然而想到前兩次見面發生的事,徐修然的目光便不覺落在自己的小妻子身上。她和一開始以為的很不一樣,不僅沒有半點木讷怯懦,相反,她很鮮活。
當然,也很聰明。
謝微瀾放好了茶杯,轉頭就對上徐修然的目光。臉上騰的升起一抹不自然的紅暈,她轉過頭掩飾道:“徐……夫君,這鳳冠太重了,我能把它取下來嗎?”
說完這話,謝微瀾就差點咬了舌頭,怎麽聽都有種故意撒嬌的樣子。
謝微瀾沒有看到,在她轉過去的時候,徐修然面上就挂着淡淡的笑意,如同三月裏的春風拂面而來,一雙墨眸深不見底,嗓音清冽如泉:“母親早就吩咐下去,不會再有人來了,你梳洗一下,待用過飯,早些安置吧!”

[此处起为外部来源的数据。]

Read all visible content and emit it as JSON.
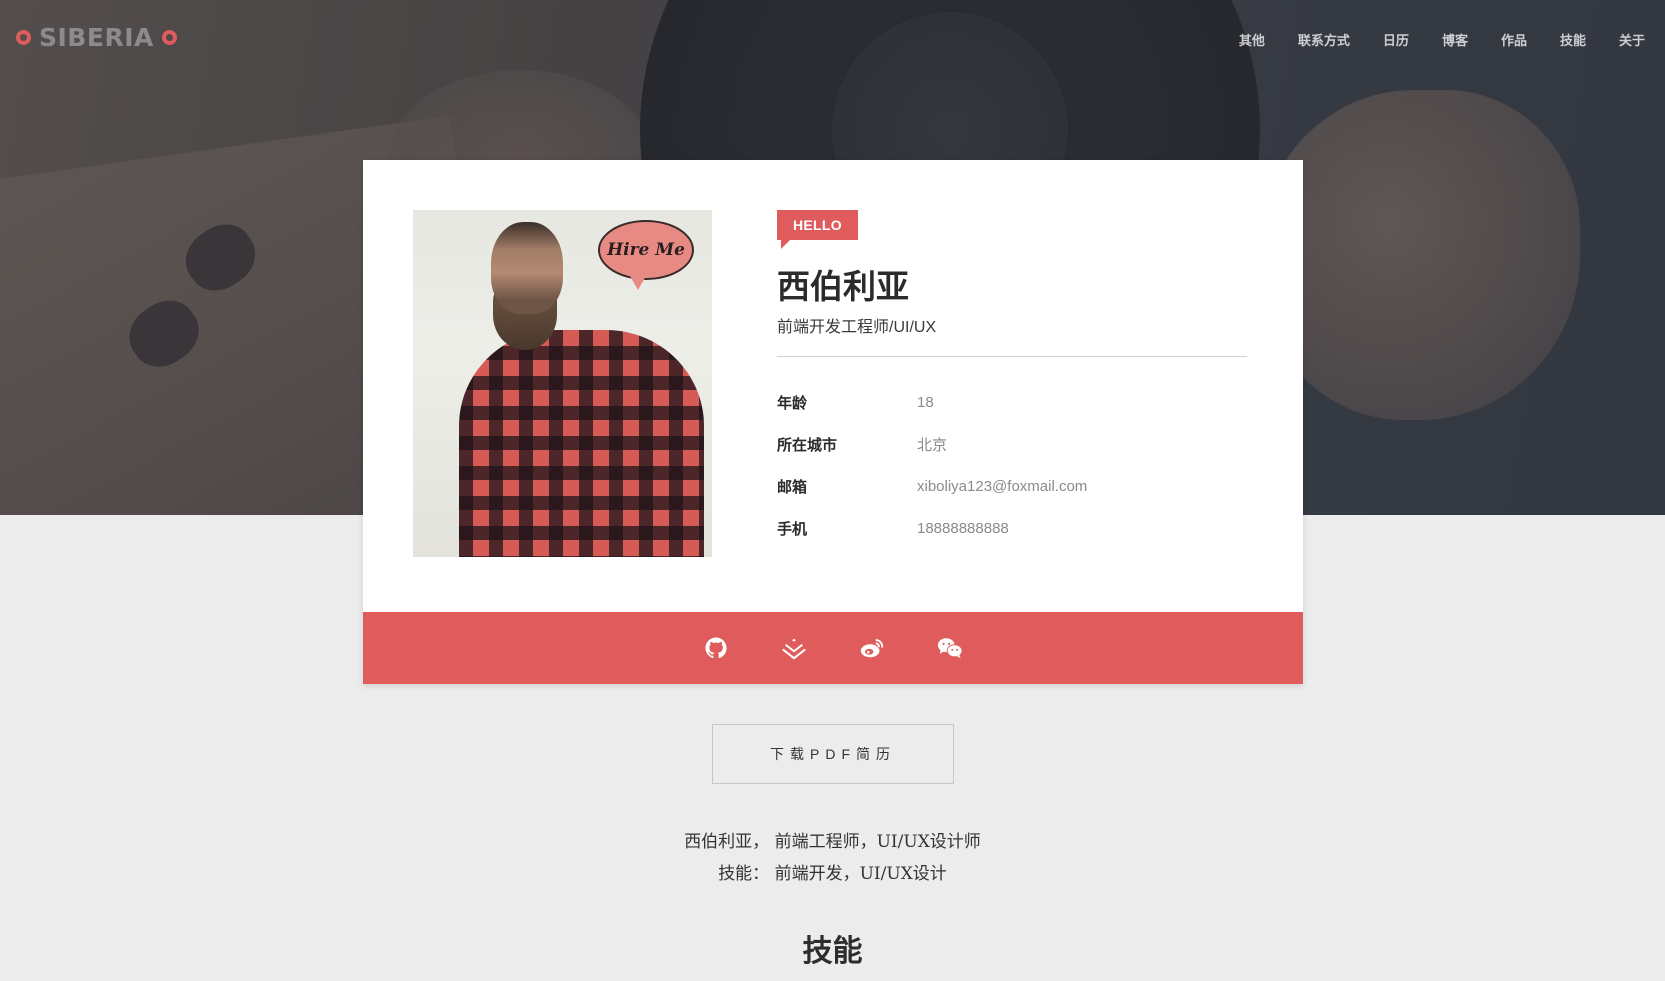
{
  "nav": {
    "logo": "SIBERIA",
    "items": [
      "其他",
      "联系方式",
      "日历",
      "博客",
      "作品",
      "技能",
      "关于"
    ]
  },
  "profile": {
    "photo_bubble": "Hire Me",
    "badge": "HELLO",
    "name": "西伯利亚",
    "role": "前端开发工程师/UI/UX",
    "details": [
      {
        "label": "年龄",
        "value": "18"
      },
      {
        "label": "所在城市",
        "value": "北京"
      },
      {
        "label": "邮箱",
        "value": "xiboliya123@foxmail.com"
      },
      {
        "label": "手机",
        "value": "18888888888"
      }
    ]
  },
  "social": [
    "github-icon",
    "juejin-icon",
    "weibo-icon",
    "wechat-icon"
  ],
  "download_button": "下载PDF简历",
  "description": {
    "line1": "西伯利亚， 前端工程师，UI/UX设计师",
    "line2": "技能： 前端开发，UI/UX设计"
  },
  "section_title": "技能",
  "colors": {
    "accent": "#e05c5c",
    "page_bg": "#ececec",
    "card_bg": "#ffffff"
  }
}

如此這般,謝微瀾悄悄地松了口氣,卸了鳳冠珠釵去裏面梳洗。
再出來的時候,徐修然已經坐在炕上,面前擺着棋盤,瓷白的手指間夾着一枚白玉棋子。
見謝微瀾出來,徐修然擡頭看了過去,少女身量纖細,擦拭過後的烏發披在肩上,不施脂粉的臉上白裏透紅,很是健康,鮮活的氣色。
這樣想着,他落下一子,目光輕柔,溫聲細語:“過來陪我下一盤。”
謝微瀾有一瞬的恍惚,這樣的一個人……真的會是那個能在東宮飛檐走壁,如入無人之境的刺客嗎?這一刻,她的腦子裏又想起了在昭陽閣水榭裏,隔着屏風見到的那個人影,這兩個,到底哪一個才是他呢?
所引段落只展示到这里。